Monday, October 21, 2013

Review: JUNGLE ASSAULT

Directed by David A. Prior
1989
85 mins.  Color.
VHS from Action International Pictures

So, apparently the general's daughter has been kidnapped by terrorists.   Are you a bad enough dude to rescue the general's daughter?

The year is 1989.  George H.W. Bush is in the first year of his term, the P.O.W.M.I.A. craze has passed (sort of), and the Iran-Contra affair has brought a small amount of attention to Latin America.  The video store boom is in it's heyday.

At this point, Prior is in the midst of his craziest time period of making three to four films a year.  During our conversation, he told me he wrote this film over the course of one evening.  It is pure subconscious genre cliche territory.  Entirely recognizable and in typical Prior fashion: 100% enjoyable.

The film is a journey into the strange psyche of American action film culture.  All the tropes are there in truncated forms.  They are heroes who returned home unrecognizable and now only know one way of life: Kicking Bad Guy Ass.

Ted Prior:
"This country doesn't give a damn about us."

The General:
 "That doesn't matter, because you love this country... Your whole life you've only done one thing well, and that's fighting... Washington is not gonna do a damn thing about this."

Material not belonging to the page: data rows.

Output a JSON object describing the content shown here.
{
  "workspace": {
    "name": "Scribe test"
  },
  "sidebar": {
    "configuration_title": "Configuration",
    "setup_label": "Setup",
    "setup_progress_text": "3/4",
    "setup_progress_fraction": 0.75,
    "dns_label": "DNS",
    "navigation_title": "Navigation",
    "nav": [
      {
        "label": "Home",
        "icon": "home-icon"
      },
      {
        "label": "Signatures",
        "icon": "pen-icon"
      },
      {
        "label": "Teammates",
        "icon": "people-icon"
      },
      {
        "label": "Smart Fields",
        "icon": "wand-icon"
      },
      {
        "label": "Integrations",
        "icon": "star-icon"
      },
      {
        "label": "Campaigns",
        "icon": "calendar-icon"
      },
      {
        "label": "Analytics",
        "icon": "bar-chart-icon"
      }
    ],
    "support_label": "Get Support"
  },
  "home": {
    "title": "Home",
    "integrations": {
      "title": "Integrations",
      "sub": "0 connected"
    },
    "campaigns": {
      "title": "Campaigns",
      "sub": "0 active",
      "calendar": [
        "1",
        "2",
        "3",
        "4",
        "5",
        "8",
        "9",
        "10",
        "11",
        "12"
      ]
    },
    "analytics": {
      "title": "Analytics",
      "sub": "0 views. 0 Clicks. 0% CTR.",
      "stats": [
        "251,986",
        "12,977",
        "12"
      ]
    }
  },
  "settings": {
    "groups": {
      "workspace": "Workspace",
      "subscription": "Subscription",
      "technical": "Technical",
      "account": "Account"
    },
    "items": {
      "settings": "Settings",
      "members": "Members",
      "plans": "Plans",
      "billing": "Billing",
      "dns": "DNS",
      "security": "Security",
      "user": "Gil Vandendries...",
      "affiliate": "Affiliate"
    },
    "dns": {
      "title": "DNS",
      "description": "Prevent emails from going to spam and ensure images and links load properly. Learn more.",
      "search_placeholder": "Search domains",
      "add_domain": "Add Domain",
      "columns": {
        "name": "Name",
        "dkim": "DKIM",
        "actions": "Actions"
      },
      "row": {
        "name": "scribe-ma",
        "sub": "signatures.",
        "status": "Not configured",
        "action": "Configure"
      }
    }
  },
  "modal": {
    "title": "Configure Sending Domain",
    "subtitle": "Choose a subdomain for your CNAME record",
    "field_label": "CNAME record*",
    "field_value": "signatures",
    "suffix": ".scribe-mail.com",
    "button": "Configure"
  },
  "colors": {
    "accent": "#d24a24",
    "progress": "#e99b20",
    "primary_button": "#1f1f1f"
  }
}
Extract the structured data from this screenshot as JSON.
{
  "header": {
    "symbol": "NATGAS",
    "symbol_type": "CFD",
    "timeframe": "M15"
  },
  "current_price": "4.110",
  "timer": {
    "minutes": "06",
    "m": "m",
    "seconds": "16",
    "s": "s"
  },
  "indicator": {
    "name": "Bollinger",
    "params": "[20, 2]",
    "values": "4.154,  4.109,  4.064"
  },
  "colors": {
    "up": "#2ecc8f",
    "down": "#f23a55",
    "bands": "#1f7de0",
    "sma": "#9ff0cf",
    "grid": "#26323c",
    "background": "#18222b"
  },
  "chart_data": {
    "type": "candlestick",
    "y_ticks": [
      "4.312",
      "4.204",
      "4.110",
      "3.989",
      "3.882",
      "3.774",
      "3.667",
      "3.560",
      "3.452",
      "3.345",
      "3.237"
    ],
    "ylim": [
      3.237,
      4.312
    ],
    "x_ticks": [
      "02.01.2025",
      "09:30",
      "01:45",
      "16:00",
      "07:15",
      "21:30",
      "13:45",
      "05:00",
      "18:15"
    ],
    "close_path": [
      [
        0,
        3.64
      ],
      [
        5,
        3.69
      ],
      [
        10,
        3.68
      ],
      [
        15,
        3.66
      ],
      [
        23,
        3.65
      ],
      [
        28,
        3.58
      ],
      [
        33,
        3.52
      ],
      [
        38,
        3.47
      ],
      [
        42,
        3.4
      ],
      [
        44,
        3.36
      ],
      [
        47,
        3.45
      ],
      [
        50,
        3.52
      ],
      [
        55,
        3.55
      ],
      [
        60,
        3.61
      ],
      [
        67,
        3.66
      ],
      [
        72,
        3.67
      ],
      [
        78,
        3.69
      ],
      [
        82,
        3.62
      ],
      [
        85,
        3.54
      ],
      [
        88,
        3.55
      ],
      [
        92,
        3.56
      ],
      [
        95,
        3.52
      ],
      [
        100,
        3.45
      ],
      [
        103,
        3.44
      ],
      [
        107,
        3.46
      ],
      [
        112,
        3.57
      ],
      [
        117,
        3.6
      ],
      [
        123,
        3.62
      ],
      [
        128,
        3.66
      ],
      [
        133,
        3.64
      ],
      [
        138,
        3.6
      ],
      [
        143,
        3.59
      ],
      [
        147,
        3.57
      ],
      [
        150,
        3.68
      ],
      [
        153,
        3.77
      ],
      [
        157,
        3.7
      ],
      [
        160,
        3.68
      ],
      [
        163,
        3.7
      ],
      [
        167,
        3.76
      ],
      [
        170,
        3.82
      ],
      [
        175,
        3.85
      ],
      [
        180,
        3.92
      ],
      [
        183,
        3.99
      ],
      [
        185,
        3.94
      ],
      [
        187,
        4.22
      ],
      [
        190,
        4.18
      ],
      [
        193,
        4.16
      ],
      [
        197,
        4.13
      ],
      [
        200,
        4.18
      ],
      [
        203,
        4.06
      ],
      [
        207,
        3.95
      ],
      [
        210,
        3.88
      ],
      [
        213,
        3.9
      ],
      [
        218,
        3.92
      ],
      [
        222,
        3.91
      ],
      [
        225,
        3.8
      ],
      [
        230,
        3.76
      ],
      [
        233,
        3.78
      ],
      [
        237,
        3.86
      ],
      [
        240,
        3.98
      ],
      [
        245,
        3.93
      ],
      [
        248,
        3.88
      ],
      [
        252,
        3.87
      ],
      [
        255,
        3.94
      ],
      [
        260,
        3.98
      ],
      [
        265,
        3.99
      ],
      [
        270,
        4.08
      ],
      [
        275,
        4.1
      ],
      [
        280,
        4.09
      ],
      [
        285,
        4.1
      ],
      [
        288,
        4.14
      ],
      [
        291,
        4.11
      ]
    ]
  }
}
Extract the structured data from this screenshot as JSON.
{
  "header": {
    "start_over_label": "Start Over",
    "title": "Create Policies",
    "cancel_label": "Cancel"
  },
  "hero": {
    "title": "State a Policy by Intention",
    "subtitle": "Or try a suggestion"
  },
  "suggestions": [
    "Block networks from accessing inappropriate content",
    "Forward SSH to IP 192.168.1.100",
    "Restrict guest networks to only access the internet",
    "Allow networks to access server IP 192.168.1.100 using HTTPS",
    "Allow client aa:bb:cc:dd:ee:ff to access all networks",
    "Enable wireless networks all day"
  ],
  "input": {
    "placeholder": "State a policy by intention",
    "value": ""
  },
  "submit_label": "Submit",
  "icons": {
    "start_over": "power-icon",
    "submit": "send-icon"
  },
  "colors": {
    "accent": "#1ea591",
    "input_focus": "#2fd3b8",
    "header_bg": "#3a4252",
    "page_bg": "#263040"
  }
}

Prior regulars, William Zipp and Ted Prior, journey from trial to trial.  It begins with a nightmare from Vietnam where Zipp totally stabs a dude through the heart with a tree-branch.

Now that they're home, they are down on their luck, and have been given another eviction notice.  So, they do what any red-blooded hero would... go to the bar.  While there, a lady "the merchandise" is brought in and laid out on a pool table.  After tearing open her shirt, King Kong Bundy does motor-boat on her tummy.

Zipp and Prior don't put up with that, and proceed to head-butt and break bottles over these scumbags.  The General splits a baseball bat over Bundy's head and then informs them that "Americans are getting slaughtered" in Central America.

Hot babe, Rosa, approaches three drunken American soldiers, who are big-time empirialist butt-holes.  They give Rosa a bunch of crap, to which she replies, "Kiss this, American pig," and slits one's throat before cutting down the other two with a machine gun.

The General's daughter goes all Patty Hearst and gets wrapped up with Rosa's terrorist group.

Needless to say, there's lots of fighting, punching, spin-kicks, shooting and lots of great "torture" scenes.  - Another trope of Prior's, Americans being tortured and then getting their revenge.

The Evaluation:
Although the film has little new in the way of ideas or themes, Prior never ceases to surprise.  Yes, the naive liberal daughter is taken hostage by the terrorists and needs to be rescued by the heroic vigilantes.  But, what's refreshing and fun in this one is the terrorists, who seem to have no motives.  Its the action itself that's surprising.  I'm always entertained by the jumping, punching and explosions.  They are captured in such a way, that there is no brutality.  It's just fun.
Likewise, the exteriors are so recognizable from Prior's other films.  Tin sheets make up all the buildings and the foliage is all Alabama all the time.
And, anytime I can watch Ted Prior, I'm on board.

Before you're assaulted:
  • Beer.
  • Tank-tops.
The tape:
The quality of my tape was pretty great.  Picked it up very cheap on Amazon used.  I'm always a little shocked by the AIP unadorned label on the actual tape.  It's just text of the FBI warning.  Awesome.  Unfortunately, you get no trailers for Rapid Fire or anything sweet like that.

-J. Moret

JUNGLE.JPG (315×229)
See this country here?  Not America.